4 of 138 comments (clear)

  1. 300Mbps ? by arazor · · Score: 5, Insightful

    Damn that is extremely fast but here in rural south east Ohio I would settle for just 1Mbps. I'm currently stuck at 28.8k and thats on a good day with my USR V.Everything Courier modem sigh...

  2. Order of Magnitude faster than Fiber? by Shuasha · · Score: 4, Insightful

    That's the most retarded thing I've seen in a long time. Fiber can take more than 10 Gb/sec.. The paid offering for fiber to the prem is just slow.. they don't want to cannibalize their paid commercial optical products. You can't compare a current product offering to a something that's being tested.

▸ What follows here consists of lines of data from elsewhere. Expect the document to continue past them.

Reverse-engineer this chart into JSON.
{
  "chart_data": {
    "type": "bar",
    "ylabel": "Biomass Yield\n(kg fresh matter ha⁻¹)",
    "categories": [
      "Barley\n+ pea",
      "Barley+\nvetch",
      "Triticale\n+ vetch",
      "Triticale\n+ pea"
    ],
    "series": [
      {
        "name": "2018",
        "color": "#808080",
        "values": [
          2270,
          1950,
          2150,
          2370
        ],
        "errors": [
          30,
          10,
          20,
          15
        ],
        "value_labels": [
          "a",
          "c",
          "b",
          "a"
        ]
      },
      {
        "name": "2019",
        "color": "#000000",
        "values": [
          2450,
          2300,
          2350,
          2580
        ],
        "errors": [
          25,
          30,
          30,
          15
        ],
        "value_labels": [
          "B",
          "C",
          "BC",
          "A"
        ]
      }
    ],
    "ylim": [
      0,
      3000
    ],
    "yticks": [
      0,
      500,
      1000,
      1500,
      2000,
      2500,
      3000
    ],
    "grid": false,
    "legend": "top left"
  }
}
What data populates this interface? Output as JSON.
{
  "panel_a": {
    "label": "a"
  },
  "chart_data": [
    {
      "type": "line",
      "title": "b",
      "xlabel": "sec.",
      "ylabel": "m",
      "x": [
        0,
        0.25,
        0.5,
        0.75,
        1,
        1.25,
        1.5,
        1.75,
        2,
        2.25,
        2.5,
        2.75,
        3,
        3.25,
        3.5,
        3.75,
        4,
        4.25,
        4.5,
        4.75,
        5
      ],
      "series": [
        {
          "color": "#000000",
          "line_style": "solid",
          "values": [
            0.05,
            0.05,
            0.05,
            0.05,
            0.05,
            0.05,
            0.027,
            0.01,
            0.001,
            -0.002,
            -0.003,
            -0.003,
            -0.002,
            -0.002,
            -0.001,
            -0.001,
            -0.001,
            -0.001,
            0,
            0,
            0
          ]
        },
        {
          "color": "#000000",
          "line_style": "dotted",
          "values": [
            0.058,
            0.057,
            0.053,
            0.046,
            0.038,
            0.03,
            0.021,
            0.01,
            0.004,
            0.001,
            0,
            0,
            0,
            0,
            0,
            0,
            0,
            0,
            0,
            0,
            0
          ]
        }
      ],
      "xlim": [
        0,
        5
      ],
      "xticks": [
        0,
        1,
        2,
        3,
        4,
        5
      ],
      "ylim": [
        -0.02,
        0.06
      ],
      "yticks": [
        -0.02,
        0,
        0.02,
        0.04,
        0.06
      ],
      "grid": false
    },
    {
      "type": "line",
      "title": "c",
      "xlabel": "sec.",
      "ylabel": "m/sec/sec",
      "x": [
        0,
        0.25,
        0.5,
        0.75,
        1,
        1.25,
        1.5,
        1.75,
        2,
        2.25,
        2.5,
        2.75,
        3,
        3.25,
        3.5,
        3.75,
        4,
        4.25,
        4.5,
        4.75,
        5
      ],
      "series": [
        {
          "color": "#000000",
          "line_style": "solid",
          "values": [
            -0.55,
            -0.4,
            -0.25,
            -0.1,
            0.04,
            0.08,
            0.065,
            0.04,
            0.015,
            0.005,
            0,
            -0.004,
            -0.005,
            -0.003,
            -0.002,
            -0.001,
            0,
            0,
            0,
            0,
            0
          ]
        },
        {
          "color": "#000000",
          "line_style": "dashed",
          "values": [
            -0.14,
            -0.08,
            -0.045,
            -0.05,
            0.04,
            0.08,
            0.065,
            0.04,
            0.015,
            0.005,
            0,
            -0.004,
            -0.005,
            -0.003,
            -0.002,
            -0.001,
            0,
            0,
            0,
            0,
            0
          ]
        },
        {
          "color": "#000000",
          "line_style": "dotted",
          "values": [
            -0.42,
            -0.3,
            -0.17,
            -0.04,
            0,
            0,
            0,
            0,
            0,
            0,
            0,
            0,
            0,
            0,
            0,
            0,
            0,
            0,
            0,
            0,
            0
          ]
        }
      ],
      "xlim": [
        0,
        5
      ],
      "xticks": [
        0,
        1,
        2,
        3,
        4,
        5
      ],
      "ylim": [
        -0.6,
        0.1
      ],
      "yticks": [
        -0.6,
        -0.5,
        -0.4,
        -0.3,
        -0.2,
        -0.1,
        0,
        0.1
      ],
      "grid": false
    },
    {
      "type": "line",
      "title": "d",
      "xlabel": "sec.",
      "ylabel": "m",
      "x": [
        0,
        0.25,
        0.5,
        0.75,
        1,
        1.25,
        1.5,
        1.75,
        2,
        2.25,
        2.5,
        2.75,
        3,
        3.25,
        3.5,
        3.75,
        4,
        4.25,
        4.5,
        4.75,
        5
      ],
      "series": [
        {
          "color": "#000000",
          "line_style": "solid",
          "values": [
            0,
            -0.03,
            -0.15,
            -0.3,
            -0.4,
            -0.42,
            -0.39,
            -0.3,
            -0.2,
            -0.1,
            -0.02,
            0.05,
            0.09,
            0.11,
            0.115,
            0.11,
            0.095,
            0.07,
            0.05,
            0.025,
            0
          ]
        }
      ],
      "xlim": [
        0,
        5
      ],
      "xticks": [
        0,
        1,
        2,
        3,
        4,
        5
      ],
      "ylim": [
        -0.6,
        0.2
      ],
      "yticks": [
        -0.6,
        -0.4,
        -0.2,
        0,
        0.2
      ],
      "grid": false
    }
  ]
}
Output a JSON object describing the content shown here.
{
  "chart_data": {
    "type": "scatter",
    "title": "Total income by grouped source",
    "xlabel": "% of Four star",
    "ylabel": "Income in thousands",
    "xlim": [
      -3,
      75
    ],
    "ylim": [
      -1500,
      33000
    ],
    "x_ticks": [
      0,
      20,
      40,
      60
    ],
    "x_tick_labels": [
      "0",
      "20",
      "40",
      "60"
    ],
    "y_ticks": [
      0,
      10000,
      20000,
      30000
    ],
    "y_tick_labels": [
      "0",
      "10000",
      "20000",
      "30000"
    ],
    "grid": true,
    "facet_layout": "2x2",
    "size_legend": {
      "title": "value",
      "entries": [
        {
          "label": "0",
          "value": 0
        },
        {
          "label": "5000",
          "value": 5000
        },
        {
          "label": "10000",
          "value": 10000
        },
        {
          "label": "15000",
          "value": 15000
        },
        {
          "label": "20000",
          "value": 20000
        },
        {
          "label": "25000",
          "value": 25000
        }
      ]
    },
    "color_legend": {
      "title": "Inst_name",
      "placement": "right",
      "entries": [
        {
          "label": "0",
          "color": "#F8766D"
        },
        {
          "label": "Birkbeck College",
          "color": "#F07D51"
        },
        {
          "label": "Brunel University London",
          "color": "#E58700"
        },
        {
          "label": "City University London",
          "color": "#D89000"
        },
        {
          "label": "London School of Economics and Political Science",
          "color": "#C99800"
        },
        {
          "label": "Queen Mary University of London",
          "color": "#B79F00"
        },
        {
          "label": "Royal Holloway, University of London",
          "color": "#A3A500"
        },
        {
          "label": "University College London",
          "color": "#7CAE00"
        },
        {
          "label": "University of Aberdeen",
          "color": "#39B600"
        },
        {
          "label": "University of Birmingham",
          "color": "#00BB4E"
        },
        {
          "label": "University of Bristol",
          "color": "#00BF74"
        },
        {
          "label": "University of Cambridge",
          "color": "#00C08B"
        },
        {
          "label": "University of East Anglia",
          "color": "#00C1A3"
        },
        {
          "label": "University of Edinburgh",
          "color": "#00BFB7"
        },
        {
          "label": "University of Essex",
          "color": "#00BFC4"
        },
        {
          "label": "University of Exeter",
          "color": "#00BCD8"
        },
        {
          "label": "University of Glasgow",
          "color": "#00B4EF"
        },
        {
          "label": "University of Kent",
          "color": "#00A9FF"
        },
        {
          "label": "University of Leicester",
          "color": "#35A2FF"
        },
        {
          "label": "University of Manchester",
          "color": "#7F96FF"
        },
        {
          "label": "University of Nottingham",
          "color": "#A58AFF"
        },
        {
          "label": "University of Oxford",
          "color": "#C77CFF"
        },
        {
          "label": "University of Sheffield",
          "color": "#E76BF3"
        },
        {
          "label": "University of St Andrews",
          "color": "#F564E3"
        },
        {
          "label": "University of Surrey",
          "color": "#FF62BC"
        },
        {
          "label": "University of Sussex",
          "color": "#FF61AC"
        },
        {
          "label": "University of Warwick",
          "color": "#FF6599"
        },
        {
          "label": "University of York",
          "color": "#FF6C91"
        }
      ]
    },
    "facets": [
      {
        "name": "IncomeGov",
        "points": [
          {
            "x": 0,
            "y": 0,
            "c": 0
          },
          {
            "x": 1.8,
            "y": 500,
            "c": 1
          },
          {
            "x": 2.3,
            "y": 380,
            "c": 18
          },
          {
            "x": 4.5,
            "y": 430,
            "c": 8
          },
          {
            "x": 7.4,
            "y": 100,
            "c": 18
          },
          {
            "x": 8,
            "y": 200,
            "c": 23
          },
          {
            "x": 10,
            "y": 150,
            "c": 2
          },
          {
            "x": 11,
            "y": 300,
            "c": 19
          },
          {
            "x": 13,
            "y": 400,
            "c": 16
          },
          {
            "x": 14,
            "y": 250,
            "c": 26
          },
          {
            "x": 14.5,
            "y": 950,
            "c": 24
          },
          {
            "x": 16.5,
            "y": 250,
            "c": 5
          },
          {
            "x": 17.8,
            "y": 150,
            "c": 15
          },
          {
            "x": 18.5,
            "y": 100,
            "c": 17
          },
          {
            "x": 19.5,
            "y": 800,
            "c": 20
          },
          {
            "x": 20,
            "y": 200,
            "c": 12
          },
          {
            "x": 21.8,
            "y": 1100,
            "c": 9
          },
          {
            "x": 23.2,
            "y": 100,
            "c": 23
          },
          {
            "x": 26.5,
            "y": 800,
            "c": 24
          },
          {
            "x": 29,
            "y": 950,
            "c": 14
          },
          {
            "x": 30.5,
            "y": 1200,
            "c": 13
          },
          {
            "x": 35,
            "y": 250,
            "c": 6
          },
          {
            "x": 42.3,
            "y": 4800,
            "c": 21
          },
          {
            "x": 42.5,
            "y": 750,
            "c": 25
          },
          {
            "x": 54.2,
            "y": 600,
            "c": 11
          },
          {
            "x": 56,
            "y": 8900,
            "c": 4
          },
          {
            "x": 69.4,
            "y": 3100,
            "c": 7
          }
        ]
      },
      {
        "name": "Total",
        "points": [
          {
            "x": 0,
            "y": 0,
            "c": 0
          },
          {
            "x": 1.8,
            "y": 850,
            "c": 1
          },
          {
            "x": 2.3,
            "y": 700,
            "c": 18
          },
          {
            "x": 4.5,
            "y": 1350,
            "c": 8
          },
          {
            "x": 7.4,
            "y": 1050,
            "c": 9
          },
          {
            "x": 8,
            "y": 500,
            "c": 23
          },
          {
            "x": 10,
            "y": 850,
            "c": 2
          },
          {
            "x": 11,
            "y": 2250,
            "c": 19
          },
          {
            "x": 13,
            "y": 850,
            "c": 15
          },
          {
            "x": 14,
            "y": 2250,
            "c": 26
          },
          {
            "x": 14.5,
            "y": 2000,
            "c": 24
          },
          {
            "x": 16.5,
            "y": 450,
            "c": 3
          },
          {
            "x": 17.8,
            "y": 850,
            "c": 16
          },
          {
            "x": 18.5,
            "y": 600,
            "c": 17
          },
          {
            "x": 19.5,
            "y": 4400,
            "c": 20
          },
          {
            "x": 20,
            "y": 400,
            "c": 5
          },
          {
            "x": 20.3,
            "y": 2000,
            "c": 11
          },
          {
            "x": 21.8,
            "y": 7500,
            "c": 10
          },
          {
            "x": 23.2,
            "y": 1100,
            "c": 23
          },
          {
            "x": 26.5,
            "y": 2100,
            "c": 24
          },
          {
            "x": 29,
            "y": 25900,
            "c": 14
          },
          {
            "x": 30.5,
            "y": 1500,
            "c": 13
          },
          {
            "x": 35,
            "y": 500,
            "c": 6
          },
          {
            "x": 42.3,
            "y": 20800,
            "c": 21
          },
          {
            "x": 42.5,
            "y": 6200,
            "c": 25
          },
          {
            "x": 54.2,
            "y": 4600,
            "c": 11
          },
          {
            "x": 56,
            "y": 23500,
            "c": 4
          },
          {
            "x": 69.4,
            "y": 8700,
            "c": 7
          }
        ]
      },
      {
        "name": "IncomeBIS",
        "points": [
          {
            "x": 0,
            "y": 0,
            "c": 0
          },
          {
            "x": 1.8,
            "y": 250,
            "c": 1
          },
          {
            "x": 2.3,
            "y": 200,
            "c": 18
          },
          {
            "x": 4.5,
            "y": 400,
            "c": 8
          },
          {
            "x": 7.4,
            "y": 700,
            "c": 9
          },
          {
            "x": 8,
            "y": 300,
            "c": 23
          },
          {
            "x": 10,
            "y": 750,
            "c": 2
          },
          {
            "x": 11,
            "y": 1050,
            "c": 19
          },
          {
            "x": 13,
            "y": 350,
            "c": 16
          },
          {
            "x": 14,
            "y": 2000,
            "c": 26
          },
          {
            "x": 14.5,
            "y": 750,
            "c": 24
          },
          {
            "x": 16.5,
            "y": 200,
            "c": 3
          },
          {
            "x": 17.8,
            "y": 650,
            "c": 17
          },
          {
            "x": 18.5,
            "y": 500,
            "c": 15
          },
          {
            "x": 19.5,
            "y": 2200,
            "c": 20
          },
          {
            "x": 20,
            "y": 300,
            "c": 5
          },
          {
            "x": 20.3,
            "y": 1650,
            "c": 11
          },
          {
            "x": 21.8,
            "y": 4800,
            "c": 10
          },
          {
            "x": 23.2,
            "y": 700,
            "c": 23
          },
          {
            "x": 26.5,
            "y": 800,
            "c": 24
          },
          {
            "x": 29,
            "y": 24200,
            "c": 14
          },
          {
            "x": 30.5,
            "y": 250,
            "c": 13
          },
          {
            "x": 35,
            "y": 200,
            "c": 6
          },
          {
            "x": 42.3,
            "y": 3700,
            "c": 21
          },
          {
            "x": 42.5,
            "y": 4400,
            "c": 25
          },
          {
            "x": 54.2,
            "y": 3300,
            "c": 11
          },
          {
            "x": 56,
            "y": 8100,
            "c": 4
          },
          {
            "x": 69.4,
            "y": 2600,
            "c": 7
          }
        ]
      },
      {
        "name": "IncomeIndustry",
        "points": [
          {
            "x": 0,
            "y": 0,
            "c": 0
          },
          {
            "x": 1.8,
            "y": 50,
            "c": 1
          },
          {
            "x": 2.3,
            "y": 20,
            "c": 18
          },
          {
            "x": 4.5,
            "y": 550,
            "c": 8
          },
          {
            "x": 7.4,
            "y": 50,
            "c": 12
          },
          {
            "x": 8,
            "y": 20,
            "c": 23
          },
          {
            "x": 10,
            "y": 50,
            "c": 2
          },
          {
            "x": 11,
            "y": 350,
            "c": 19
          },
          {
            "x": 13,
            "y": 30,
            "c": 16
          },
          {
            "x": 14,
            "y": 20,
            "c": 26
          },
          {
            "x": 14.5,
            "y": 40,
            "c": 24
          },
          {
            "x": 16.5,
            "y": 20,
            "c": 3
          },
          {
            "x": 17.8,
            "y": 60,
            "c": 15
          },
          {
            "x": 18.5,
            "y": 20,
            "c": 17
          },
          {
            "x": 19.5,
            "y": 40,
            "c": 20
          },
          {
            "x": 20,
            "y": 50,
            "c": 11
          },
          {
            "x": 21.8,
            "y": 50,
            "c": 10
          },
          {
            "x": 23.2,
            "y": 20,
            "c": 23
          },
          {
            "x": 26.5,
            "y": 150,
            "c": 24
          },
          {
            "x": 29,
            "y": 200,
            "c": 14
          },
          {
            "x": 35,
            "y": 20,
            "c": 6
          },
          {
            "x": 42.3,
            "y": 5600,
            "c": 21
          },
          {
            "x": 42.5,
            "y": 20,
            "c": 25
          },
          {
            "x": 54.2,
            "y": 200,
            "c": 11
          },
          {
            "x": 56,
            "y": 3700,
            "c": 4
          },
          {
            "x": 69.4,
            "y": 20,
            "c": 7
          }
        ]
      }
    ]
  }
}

The marketing people haven't been involved yet.

    1. Re:Order of Magnitude faster than Fiber? by jrockway · · Score: 4, Insightful


      > If i have 10 people on a 100Mb cat5 run, they can each get 10 mbps.

      If it's switched, and it's between the users, then they can each get 100Mbps to each other. To the "main server", whatever that may be, they do share 100Mbps, though.

      > If I have 30 people on a 54mbps wireless connection they can all get 54mpbs.

      Wrong. Everyone shares the 54mbps minus overhead. If any of those 30 get over 1Mbps you'll be lucky.

      --
      My other car is first.
  3. Re:How long until WiLan sues 'em? by chriso11 · · Score: 4, Insightful

    Actually, the digital radio in Europe and HDTV broadcasts also use OFDM, so I guess we can find out by seeing when WiLAN sues them...

    That said, OFDM is amazingly elegant and efficient (in use of BW). It just requires the receiver to work harder to demodulate the data. So with a 300MB/s peak rate, you will need a much more powerful processor than 802.11g applications. So don't go looking for this in a portable solution for a long time...

    --
    No, I don't trust in god. He'll have to pay up front, like everybody else.